Find $y \in K$, with $K = F(y)$, such that $y^3 \in F$. Let $K / F$ be a monogenic extension of fields such that the characteristic of $F$ is not $3$ and $[K : F] = 3$. Can I find $y \in K$, with $K = F(y)$, such that $y^3 \in F$? If we replace $3$ by $2$ in the previous paragraph, the answer is yes: as $K / F$ is monogenic, there exists $x \in K$ such that $K = F(x)$. Thus, $\\{1 , x\\}$ is a basis for the $F$-vector space $K$ and $x^2 \in F(x)$. Then there exist $\alpha , \beta \in F$ such that $x^2 = \alpha + \beta x$. Now, the element $y = \frac{\beta}{2} - x$ makes sense (as the characteristic of $F$ is not $2$) and satisfies that $K = F(y)$ and $y^2 \in F$.

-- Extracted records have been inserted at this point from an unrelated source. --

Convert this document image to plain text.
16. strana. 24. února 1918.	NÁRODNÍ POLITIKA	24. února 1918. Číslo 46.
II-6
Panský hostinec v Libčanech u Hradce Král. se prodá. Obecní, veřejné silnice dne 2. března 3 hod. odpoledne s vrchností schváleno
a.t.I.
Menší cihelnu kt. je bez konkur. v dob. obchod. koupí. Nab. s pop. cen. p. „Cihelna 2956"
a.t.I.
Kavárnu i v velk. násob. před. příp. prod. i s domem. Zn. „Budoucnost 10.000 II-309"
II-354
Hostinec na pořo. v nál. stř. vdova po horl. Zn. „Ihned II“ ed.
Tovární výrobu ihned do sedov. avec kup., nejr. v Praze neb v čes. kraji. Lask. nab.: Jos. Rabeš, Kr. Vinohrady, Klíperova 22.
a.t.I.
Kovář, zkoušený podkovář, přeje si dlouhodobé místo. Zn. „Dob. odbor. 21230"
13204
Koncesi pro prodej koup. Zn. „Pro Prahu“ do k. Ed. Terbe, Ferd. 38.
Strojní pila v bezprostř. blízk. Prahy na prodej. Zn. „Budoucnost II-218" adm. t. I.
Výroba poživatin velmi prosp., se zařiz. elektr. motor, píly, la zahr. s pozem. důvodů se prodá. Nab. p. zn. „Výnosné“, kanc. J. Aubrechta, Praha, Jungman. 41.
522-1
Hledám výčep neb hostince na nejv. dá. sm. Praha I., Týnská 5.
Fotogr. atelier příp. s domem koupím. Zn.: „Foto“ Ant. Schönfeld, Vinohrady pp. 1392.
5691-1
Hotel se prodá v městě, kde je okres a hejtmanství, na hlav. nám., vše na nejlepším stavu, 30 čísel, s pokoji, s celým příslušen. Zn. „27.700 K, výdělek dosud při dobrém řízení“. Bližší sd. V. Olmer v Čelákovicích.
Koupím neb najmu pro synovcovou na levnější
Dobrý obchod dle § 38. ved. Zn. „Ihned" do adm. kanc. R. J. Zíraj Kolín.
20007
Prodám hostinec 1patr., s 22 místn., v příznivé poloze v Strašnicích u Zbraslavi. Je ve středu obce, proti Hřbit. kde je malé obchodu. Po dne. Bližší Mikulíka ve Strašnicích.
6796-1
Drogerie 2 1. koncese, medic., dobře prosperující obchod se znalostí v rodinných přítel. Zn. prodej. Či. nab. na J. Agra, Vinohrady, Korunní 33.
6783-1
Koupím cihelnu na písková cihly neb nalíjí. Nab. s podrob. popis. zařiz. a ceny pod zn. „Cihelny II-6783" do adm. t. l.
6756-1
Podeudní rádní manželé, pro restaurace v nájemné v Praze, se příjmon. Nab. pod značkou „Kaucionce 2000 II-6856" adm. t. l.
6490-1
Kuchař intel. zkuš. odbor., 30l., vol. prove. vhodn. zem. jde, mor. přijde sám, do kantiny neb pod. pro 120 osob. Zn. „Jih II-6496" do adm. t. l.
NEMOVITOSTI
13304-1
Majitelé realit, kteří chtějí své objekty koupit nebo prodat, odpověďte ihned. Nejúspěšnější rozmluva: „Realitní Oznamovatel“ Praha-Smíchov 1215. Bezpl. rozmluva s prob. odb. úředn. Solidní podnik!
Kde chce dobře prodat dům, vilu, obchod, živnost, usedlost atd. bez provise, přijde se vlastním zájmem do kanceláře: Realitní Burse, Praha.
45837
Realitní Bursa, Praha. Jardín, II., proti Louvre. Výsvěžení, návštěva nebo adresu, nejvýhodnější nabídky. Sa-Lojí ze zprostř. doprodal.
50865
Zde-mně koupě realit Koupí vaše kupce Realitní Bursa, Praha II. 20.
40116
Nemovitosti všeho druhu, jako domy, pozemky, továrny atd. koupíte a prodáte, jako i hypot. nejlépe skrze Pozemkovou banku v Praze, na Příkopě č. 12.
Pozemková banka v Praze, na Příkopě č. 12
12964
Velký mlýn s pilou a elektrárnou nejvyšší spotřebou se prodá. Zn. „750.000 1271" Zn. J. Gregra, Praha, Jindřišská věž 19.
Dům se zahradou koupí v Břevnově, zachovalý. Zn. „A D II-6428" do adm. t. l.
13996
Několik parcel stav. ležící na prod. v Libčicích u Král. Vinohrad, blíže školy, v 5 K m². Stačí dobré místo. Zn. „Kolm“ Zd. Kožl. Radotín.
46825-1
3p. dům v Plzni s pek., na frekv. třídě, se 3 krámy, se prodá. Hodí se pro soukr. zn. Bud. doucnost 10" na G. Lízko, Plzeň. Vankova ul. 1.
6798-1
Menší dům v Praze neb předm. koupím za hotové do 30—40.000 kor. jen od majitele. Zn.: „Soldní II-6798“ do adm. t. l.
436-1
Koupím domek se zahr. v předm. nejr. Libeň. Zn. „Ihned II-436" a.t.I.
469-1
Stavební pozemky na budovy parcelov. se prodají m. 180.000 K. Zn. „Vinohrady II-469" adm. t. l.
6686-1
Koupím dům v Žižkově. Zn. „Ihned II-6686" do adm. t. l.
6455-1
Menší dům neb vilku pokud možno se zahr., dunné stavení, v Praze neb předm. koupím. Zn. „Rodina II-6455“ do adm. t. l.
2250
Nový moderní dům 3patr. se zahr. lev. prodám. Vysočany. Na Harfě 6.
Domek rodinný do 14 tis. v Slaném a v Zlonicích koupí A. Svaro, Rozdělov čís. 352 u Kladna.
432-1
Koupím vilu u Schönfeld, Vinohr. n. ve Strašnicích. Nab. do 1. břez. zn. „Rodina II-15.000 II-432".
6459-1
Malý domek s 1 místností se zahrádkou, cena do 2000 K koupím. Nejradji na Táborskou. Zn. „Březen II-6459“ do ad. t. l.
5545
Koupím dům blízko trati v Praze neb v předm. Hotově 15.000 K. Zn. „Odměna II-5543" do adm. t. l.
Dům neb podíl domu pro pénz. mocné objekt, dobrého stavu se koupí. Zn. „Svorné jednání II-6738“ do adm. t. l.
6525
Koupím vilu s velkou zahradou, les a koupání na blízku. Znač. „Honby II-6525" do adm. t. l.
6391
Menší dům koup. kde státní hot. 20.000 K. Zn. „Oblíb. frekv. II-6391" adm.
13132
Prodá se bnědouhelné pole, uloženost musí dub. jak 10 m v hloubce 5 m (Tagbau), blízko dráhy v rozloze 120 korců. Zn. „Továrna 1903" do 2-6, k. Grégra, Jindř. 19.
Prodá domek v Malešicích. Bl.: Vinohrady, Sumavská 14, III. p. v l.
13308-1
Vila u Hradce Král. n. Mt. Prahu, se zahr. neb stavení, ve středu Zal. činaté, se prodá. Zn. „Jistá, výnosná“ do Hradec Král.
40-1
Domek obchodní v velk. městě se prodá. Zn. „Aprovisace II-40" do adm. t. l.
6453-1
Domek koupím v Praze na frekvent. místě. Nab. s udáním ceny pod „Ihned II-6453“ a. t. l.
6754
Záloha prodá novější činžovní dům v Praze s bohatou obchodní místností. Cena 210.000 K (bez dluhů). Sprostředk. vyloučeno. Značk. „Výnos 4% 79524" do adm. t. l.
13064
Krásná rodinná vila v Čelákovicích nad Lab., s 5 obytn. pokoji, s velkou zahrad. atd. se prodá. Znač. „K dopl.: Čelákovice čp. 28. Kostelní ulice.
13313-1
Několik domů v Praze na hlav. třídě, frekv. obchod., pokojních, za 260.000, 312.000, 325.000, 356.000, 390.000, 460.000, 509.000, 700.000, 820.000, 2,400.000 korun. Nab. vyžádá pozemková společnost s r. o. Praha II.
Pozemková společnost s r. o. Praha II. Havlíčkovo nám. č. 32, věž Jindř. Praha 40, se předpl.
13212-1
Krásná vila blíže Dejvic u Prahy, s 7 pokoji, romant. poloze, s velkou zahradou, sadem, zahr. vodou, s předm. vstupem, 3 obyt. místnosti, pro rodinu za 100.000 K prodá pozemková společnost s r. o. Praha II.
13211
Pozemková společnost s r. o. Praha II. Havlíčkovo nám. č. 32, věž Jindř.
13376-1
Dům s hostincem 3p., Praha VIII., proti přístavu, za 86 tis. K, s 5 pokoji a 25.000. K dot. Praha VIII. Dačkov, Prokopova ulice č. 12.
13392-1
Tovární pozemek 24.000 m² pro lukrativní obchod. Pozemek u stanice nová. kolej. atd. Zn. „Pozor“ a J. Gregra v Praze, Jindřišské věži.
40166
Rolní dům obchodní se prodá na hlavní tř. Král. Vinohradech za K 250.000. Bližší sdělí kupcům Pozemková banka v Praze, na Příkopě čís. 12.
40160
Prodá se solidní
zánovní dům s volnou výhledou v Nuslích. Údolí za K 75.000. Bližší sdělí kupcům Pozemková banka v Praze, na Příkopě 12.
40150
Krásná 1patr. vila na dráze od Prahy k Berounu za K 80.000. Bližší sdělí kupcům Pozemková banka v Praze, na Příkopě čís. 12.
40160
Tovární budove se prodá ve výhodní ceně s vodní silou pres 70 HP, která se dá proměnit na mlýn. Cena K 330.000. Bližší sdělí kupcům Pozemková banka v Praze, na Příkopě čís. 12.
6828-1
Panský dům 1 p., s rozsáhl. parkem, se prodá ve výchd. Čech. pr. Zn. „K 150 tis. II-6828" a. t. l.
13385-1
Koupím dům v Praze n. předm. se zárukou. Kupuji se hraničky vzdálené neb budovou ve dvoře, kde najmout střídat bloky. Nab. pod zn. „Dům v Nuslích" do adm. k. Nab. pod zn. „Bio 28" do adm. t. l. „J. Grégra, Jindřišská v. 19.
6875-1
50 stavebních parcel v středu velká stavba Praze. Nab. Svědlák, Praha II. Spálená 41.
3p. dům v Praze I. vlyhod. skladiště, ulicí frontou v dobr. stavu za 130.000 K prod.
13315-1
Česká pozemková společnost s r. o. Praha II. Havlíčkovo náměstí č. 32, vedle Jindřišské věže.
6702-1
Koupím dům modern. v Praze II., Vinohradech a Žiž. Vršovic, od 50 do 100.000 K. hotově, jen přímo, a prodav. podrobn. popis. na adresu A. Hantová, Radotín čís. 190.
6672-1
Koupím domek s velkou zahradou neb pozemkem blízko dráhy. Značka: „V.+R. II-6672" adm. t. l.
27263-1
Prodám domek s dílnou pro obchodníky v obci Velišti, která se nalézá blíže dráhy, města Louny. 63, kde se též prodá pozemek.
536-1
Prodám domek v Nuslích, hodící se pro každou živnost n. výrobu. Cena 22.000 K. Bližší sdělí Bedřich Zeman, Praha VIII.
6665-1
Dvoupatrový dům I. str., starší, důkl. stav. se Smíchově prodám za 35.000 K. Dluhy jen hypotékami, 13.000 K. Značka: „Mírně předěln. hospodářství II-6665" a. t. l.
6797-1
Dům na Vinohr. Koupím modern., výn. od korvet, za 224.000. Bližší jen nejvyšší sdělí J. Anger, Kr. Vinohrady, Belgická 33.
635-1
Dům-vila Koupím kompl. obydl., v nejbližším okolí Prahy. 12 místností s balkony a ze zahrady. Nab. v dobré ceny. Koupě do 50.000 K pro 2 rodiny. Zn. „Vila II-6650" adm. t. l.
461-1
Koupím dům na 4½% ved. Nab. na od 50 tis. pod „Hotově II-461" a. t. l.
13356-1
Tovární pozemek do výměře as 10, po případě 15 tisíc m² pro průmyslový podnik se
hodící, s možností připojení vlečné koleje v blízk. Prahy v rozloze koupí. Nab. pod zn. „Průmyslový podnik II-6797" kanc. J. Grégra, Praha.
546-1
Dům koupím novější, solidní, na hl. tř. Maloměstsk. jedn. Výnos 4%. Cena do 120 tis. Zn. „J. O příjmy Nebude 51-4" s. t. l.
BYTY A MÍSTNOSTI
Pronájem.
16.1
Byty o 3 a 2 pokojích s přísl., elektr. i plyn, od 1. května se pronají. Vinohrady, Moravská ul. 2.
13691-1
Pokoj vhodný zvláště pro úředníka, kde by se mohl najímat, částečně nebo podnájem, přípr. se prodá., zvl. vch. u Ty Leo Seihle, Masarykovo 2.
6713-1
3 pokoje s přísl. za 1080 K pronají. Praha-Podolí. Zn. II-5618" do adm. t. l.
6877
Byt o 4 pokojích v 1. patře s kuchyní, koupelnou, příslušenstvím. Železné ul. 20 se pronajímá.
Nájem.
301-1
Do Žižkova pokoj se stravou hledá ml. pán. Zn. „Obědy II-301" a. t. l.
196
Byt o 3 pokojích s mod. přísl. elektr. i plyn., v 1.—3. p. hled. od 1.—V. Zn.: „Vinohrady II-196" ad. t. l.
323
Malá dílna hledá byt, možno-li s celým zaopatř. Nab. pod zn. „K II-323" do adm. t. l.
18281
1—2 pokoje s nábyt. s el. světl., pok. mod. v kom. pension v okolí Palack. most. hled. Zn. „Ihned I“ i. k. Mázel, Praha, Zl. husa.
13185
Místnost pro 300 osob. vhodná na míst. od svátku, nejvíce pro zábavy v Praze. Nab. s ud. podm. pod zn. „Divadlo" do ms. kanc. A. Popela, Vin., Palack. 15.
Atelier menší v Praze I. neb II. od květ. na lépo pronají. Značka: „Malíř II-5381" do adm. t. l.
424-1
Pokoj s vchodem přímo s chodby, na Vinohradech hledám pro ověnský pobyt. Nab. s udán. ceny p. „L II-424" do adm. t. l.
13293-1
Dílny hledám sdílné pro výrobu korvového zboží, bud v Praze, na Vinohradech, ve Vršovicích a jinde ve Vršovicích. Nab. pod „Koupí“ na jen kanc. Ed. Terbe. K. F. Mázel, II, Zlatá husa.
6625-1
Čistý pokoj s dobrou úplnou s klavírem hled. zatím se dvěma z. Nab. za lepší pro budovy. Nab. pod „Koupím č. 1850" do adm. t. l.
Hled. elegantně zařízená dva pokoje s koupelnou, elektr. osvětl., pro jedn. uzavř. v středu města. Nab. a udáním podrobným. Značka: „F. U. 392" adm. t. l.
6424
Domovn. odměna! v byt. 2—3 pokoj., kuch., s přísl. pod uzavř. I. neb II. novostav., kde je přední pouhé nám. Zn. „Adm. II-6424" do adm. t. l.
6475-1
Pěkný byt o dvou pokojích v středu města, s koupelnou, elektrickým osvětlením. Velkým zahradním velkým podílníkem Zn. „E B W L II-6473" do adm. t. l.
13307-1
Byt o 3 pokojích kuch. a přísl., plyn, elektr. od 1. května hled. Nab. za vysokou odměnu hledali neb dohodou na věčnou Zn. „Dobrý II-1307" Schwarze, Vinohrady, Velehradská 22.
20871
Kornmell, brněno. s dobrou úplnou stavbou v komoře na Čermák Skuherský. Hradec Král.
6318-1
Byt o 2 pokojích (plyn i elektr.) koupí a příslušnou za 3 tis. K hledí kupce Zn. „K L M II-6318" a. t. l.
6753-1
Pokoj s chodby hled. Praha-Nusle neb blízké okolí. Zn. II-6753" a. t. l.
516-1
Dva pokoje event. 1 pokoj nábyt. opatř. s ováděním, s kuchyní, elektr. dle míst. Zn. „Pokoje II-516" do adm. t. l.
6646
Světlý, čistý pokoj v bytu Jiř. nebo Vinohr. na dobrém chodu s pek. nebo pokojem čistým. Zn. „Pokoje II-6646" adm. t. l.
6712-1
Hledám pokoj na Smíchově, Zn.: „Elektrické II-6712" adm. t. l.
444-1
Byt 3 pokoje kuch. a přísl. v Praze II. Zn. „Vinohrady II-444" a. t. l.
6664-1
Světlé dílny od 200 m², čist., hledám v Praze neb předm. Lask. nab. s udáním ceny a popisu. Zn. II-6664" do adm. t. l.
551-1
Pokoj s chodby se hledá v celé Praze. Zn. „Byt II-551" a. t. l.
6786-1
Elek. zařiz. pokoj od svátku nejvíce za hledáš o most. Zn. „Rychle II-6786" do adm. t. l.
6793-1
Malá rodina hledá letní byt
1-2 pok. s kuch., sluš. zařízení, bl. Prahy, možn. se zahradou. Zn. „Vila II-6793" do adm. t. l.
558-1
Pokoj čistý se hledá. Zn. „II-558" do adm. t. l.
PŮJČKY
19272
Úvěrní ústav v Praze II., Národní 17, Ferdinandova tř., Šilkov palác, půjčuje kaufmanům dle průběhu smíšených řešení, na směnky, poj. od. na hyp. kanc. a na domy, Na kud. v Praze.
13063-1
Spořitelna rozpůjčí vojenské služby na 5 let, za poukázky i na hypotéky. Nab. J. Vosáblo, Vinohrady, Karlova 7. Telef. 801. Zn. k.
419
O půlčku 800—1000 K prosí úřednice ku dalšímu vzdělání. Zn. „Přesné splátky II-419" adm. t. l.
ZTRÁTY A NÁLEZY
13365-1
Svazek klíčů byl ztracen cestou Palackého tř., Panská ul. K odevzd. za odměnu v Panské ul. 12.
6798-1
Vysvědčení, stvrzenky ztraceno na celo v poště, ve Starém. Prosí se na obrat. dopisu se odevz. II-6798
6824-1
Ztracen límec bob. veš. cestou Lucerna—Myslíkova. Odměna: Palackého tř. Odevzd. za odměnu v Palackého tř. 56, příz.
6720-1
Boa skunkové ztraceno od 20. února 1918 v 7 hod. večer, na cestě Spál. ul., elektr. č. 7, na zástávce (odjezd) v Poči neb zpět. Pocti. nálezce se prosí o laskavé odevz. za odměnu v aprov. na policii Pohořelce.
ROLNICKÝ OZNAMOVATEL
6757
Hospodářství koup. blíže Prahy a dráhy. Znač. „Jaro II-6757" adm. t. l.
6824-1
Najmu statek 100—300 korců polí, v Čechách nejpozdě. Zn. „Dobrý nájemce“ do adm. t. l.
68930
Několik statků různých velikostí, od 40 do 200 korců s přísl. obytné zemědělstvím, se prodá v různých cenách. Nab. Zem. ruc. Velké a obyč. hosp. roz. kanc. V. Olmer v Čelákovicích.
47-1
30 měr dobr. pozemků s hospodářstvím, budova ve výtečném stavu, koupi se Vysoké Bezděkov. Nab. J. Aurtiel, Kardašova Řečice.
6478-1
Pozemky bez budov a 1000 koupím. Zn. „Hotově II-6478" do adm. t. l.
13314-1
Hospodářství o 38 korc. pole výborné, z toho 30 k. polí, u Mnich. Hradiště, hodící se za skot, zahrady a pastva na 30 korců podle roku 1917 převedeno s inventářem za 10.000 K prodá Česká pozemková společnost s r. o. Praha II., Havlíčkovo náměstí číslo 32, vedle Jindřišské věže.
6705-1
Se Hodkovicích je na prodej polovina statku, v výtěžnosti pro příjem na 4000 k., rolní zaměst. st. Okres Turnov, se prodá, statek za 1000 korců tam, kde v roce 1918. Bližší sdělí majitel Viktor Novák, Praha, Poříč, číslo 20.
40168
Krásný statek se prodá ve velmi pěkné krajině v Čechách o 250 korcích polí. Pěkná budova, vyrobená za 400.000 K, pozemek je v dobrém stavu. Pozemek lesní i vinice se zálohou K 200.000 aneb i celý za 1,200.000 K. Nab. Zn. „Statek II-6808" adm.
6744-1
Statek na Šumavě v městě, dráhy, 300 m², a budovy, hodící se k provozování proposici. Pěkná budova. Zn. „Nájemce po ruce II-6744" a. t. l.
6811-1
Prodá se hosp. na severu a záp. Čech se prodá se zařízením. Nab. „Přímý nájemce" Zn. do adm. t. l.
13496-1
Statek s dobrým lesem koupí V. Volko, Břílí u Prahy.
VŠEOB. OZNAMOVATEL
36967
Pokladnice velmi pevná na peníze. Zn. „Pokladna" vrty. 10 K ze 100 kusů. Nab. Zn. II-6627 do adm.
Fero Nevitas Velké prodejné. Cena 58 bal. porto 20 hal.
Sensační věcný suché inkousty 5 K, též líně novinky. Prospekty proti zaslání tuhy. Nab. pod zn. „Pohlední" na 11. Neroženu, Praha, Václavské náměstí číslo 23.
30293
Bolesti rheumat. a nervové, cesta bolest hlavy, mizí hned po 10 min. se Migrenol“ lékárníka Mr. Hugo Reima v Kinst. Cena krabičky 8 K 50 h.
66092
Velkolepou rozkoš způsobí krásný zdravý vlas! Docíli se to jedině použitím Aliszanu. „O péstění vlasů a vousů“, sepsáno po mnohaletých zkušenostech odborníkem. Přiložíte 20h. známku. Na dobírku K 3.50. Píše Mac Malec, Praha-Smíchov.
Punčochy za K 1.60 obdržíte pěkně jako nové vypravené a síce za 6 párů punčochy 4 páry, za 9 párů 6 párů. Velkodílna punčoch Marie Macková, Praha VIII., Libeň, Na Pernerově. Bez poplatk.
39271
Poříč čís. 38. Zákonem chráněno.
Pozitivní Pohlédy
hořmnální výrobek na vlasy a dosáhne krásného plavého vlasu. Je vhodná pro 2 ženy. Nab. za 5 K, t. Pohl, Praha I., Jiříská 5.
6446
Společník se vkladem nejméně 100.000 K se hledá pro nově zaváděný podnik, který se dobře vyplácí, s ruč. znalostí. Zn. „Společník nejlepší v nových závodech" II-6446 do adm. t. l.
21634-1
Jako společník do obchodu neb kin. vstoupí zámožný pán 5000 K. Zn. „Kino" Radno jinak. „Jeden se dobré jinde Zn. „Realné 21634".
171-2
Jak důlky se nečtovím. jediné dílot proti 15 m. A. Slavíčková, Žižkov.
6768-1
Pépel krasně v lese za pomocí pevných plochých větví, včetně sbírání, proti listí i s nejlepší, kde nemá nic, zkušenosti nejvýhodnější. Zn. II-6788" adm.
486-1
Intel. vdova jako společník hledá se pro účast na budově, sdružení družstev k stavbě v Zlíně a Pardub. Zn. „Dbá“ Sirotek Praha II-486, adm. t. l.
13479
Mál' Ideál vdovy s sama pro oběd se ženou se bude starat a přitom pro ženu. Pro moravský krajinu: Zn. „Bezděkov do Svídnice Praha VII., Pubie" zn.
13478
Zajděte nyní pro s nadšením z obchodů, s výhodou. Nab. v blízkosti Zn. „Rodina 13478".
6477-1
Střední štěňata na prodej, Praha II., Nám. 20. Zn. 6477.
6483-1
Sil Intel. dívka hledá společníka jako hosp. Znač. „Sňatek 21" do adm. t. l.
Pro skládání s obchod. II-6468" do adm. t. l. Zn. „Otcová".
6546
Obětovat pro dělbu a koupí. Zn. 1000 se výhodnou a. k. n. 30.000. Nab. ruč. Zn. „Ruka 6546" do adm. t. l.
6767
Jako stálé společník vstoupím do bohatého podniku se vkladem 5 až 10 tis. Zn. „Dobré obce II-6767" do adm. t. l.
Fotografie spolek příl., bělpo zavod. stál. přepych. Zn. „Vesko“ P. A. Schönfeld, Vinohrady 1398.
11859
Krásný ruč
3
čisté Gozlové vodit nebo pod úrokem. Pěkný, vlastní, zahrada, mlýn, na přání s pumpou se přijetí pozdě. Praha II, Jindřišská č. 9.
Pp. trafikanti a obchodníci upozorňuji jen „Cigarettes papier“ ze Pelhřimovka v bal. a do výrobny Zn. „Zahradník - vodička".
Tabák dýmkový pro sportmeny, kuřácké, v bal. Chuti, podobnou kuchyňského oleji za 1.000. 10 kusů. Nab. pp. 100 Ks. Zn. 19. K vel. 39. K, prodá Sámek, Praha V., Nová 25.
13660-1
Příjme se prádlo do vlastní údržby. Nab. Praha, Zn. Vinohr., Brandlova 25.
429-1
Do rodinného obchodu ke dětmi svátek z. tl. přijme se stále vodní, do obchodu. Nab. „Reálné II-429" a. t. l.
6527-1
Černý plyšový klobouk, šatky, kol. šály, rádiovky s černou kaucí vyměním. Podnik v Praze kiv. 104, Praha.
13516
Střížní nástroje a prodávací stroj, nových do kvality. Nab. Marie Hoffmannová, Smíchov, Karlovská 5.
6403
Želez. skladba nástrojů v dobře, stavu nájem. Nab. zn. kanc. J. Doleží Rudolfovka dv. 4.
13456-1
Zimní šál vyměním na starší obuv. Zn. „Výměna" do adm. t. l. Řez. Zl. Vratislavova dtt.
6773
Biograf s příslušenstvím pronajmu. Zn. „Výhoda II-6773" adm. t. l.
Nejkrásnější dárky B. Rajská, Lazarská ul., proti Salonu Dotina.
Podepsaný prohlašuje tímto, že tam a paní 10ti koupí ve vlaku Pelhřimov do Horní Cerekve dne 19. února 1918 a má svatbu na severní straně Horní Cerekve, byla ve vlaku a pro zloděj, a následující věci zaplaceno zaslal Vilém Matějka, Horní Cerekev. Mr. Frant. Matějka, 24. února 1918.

No, you cannot do it for extensions like $\Bbb Q(\cos(2\pi/9))\Bbb Q$. All finite extensions in characteristic zero are monogenic. This extension is totally real, and of degree three. A monogenic (pure) cubic extension of $\Bbb Q$ has the form $\Bbb Q(\sqrt[3]a)$ and is not totally real. The element $\sqrt[3]a$ has a conjugate $\exp(2\pi i/3)\sqrt[3]a$ which is not real.